In May of 2017, senior in high school Nick Garrett crossed the stage at Searcy High School in Searcy, Arkansas. Robe flowing and cap donned, Nick, surrounded by similarly dressed classmates, received his diploma in the high school auditorium. But this wasn’t Searcy High School’s official graduation ceremony. Instead, it was a special ceremony for Nick, who had been diagnosed with Acute Lymphoblastic Leukemia in January. His treatment caused him to miss the graduation ceremony, so the counselors at Searcy High School planned a special moment to give Nick his diploma.
“This small act turned into a larger event as many of my classmates and other students found out and attended the mini-graduation,” Nick said. “A large portion of the school staff also attended and it became a standard graduation…The mini graduation was awesome because it allowed me to see my friends from school, some of whom I hadn’t seen for months. It also served as an escape from my current situation.”
That situation included multiple rounds of chemotherapy, fighting minimal residual disease, and discovering that Nick’s sister, Brittany (pictured) was a perfect bone marrow match for Nick. While staying on the Bone Marrow Transplant Unit at Texas Children’s Hospital, Nick connected with his friends through Xbox Live but greatly missed spending time with them in person. The basketball hoop and Battleship game inside the welcome basket from His Grace Foundation helped him pass those difficult hours.
By the end of 2017, life started to look a bit brighter for Nick as he returned home to Arkansas in time for Christmas. In March of 2018, he went on a belated senior trip to Washington D.C. and Gettysburg. And that July, he enjoyed Make-A-Wish trip to Pearl Harbor.

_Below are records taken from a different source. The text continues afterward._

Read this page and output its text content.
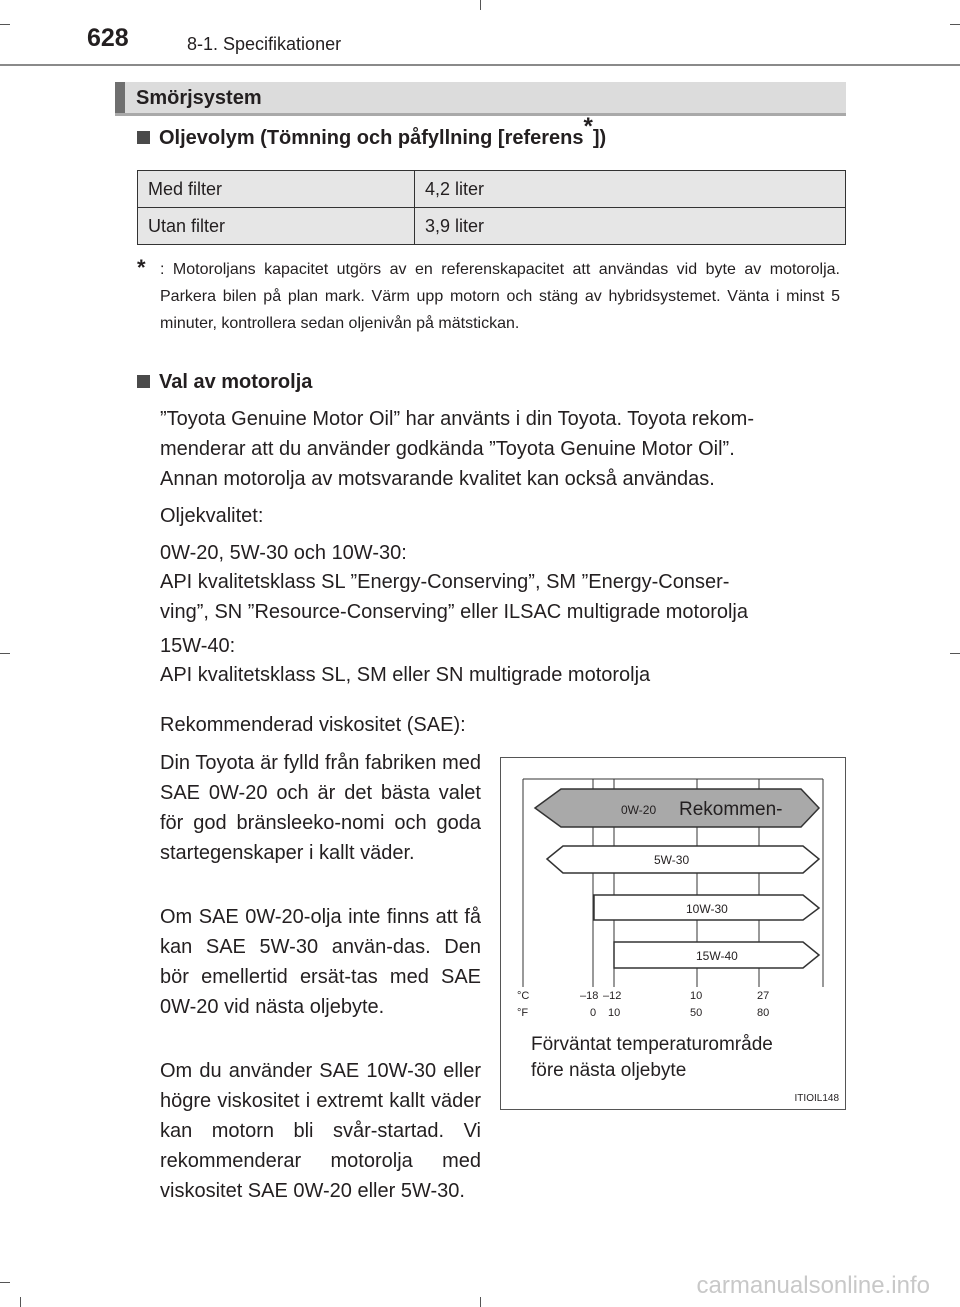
628	8-1. Specifikationer
Smörjsystem
Oljevolym (Tömning och påfyllning [referens*])
Med filter	4,2 liter
Utan filter	3,9 liter
* : Motoroljans kapacitet utgörs av en referenskapacitet att användas vid byte av motorolja. Parkera bilen på plan mark. Värm upp motorn och stäng av hybridsystemet. Vänta i minst 5 minuter, kontrollera sedan oljenivån på mätstickan.
Val av motorolja
”Toyota Genuine Motor Oil” har använts i din Toyota. Toyota rekom-
menderar att du använder godkända ”Toyota Genuine Motor Oil”.
Annan motorolja av motsvarande kvalitet kan också användas.
Oljekvalitet:
0W-20, 5W-30 och 10W-30:
API kvalitetsklass SL ”Energy-Conserving”, SM ”Energy-Conser-
ving”, SN ”Resource-Conserving” eller ILSAC multigrade motorolja
15W-40:
API kvalitetsklass SL, SM eller SN multigrade motorolja
Rekommenderad viskositet (SAE):

Din Toyota är fylld från fabriken med SAE 0W-20 och är det bästa valet för god bränsleeko-nomi och goda startegenskaper i kallt väder.

Om SAE 0W-20-olja inte finns att få kan SAE 5W-30 använ-das. Den bör emellertid ersät-tas med SAE 0W-20 vid nästa oljebyte.

Om du använder SAE 10W-30 eller högre viskositet i extremt kallt väder kan motorn bli svår-startad. Vi rekommenderar motorolja med viskositet SAE 0W-20 eller 5W-30.

0W-20 Rekommen-
5W-30
10W-30
15W-40
°C
°F
–18 –12	10	27
0 10	50	80
Förväntat temperaturområde
före nästa oljebyte
ITIOIL148
carmanualsonline.info
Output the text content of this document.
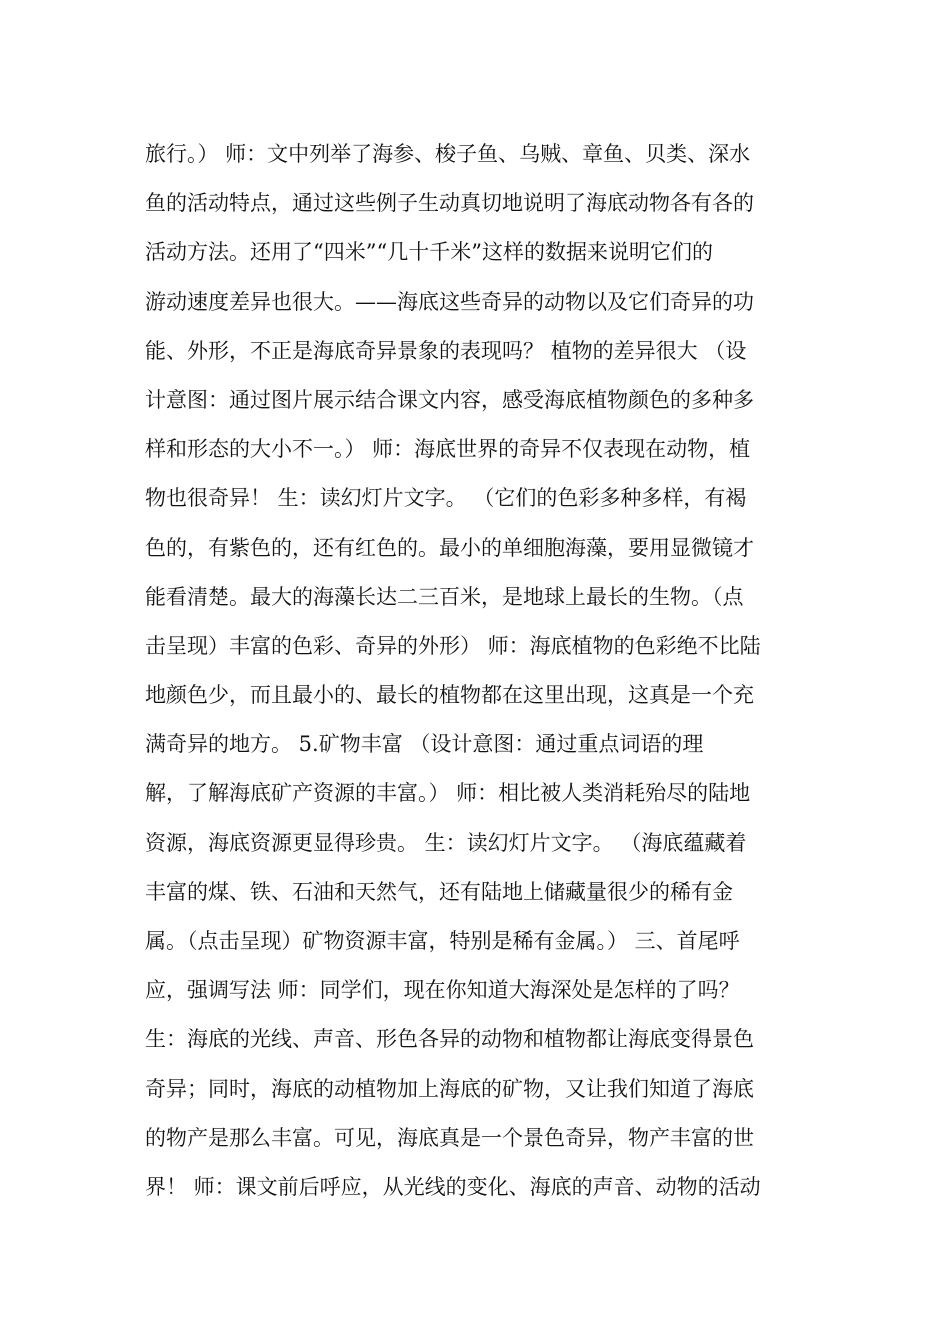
旅行。） 师：文中列举了海参、梭子鱼、乌贼、章鱼、贝类、深水
鱼的活动特点，通过这些例子生动真切地说明了海底动物各有各的
活动方法。还用了“四米”“几十千米”这样的数据来说明它们的
游动速度差异也很大。——海底这些奇异的动物以及它们奇异的功
能、外形，不正是海底奇异景象的表现吗？ 植物的差异很大 （设
计意图：通过图片展示结合课文内容，感受海底植物颜色的多种多
样和形态的大小不一。） 师：海底世界的奇异不仅表现在动物，植
物也很奇异！ 生：读幻灯片文字。 （它们的色彩多种多样，有褐
色的，有紫色的，还有红色的。最小的单细胞海藻，要用显微镜才
能看清楚。最大的海藻长达二三百米，是地球上最长的生物。（点
击呈现）丰富的色彩、奇异的外形） 师：海底植物的色彩绝不比陆
地颜色少，而且最小的、最长的植物都在这里出现，这真是一个充
满奇异的地方。 5.矿物丰富 （设计意图：通过重点词语的理
解，了解海底矿产资源的丰富。） 师：相比被人类消耗殆尽的陆地
资源，海底资源更显得珍贵。 生：读幻灯片文字。 （海底蕴藏着
丰富的煤、铁、石油和天然气，还有陆地上储藏量很少的稀有金
属。（点击呈现）矿物资源丰富，特别是稀有金属。） 三、首尾呼
应，强调写法 师：同学们，现在你知道大海深处是怎样的了吗？
生：海底的光线、声音、形色各异的动物和植物都让海底变得景色
奇异；同时，海底的动植物加上海底的矿物，又让我们知道了海底
的物产是那么丰富。可见，海底真是一个景色奇异，物产丰富的世
界！ 师：课文前后呼应，从光线的变化、海底的声音、动物的活动
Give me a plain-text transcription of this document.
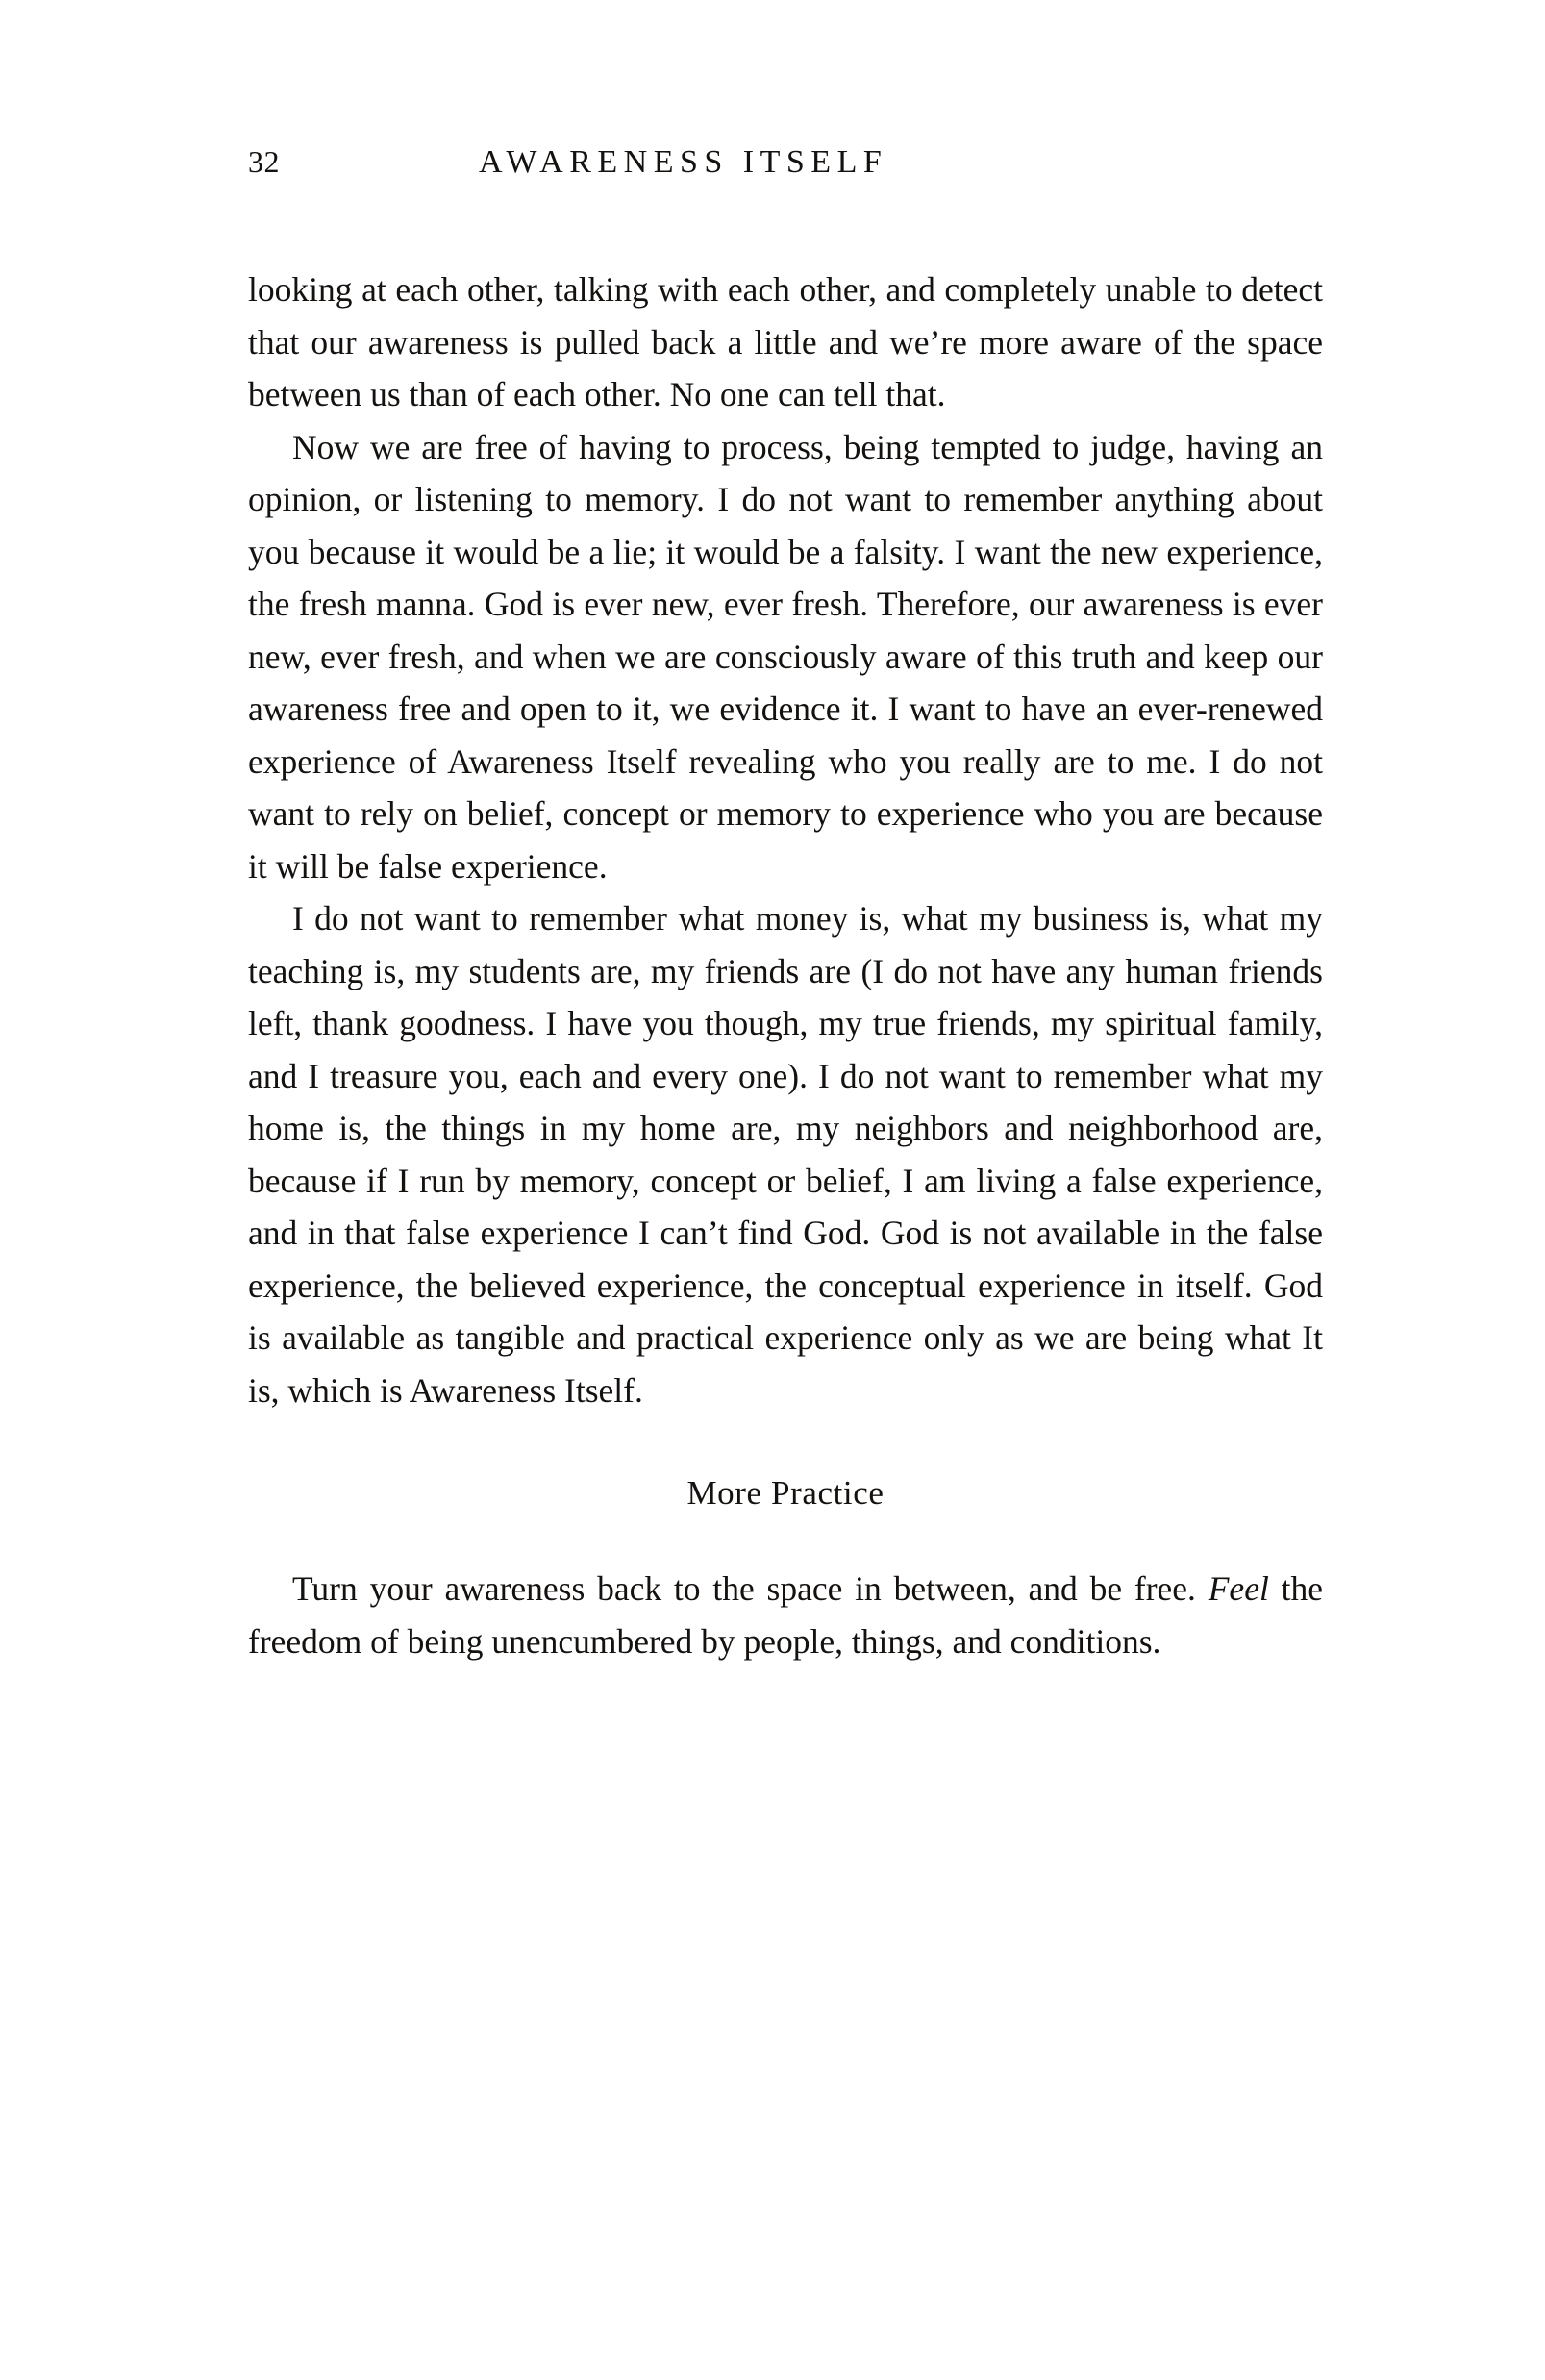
32	AWARENESS ITSELF

looking at each other, talking with each other, and completely unable to detect that our awareness is pulled back a little and we’re more aware of the space between us than of each other. No one can tell that.

Now we are free of having to process, being tempted to judge, having an opinion, or listening to memory. I do not want to remember anything about you because it would be a lie; it would be a falsity. I want the new experience, the fresh manna. God is ever new, ever fresh. Therefore, our awareness is ever new, ever fresh, and when we are consciously aware of this truth and keep our awareness free and open to it, we evidence it. I want to have an ever-renewed experience of Awareness Itself revealing who you really are to me. I do not want to rely on belief, concept or memory to experience who you are because it will be false experience.

I do not want to remember what money is, what my business is, what my teaching is, my students are, my friends are (I do not have any human friends left, thank goodness. I have you though, my true friends, my spiritual family, and I treasure you, each and every one). I do not want to remember what my home is, the things in my home are, my neighbors and neighborhood are, because if I run by memory, concept or belief, I am living a false experience, and in that false experience I can’t find God. God is not available in the false experience, the believed experience, the conceptual experience in itself. God is available as tangible and practical experience only as we are being what It is, which is Awareness Itself.

More Practice

Turn your awareness back to the space in between, and be free. Feel the freedom of being unencumbered by people, things, and conditions.
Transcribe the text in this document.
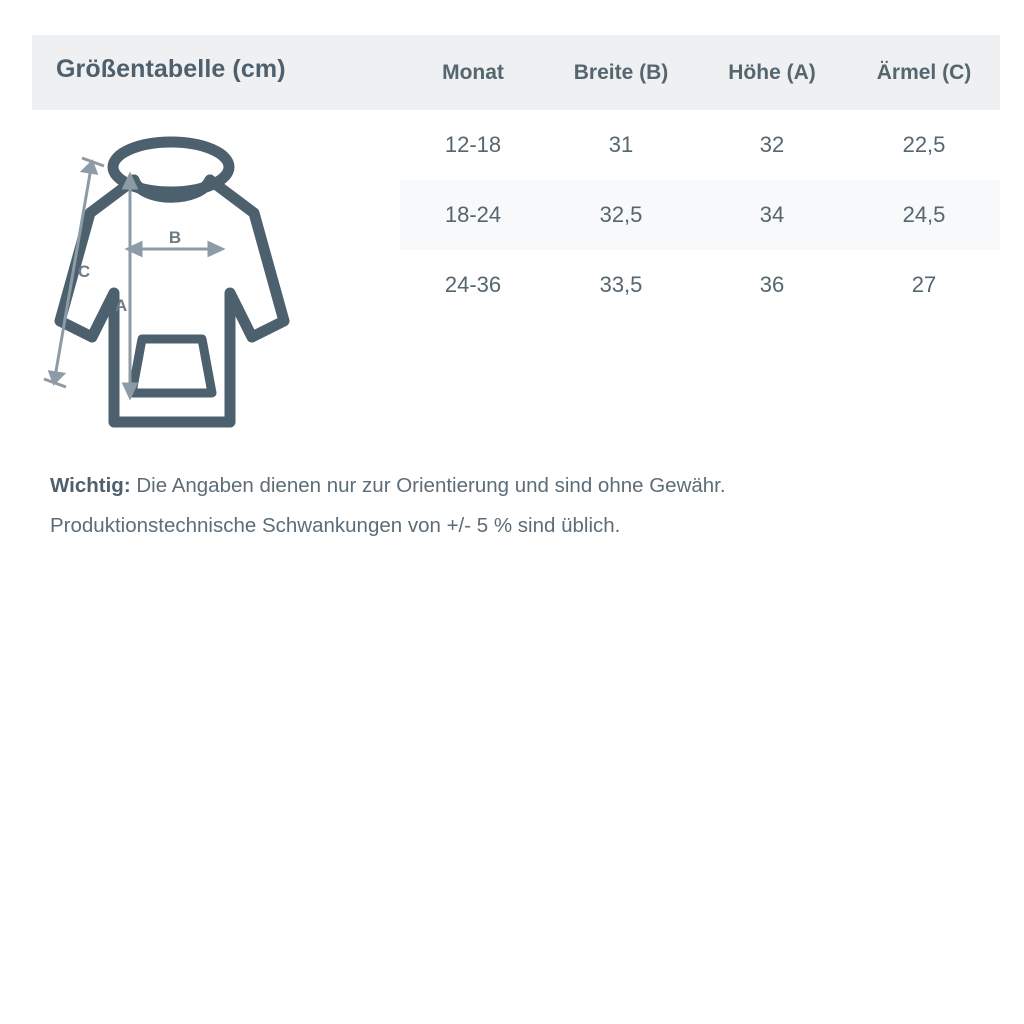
Größentabelle (cm)
A
B
C
Monat	Breite (B)	Höhe (A)	Ärmel (C)
12-18	31	32	22,5
18-24	32,5	34	24,5
24-36	33,5	36	27
Wichtig: Die Angaben dienen nur zur Orientierung und sind ohne Gewähr.
Produktionstechnische Schwankungen von +/- 5 % sind üblich.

Now, Nick has completed his first year of college at Arkansas Tech University. A history major, he will be a junior halfway through the coming school year thanks to college credit hours he received in high school. He has a near-perfect GPA, and volunteers for the White County Historical Society in Searcy and The Wings of Honor Museum in Walnut Ridge. Nick recalls his time on the BMTU like living in a small hotel for a month, where the hotel workers are kind and care about you, but you’re not allowed to leave “except to walk the horseshoe shaped floor or to play games like air hockey in a game room until you get better.”
That season of life happily in the past, Nick now walks the sidewalks of campus and hallways of classrooms, a bright future ahead.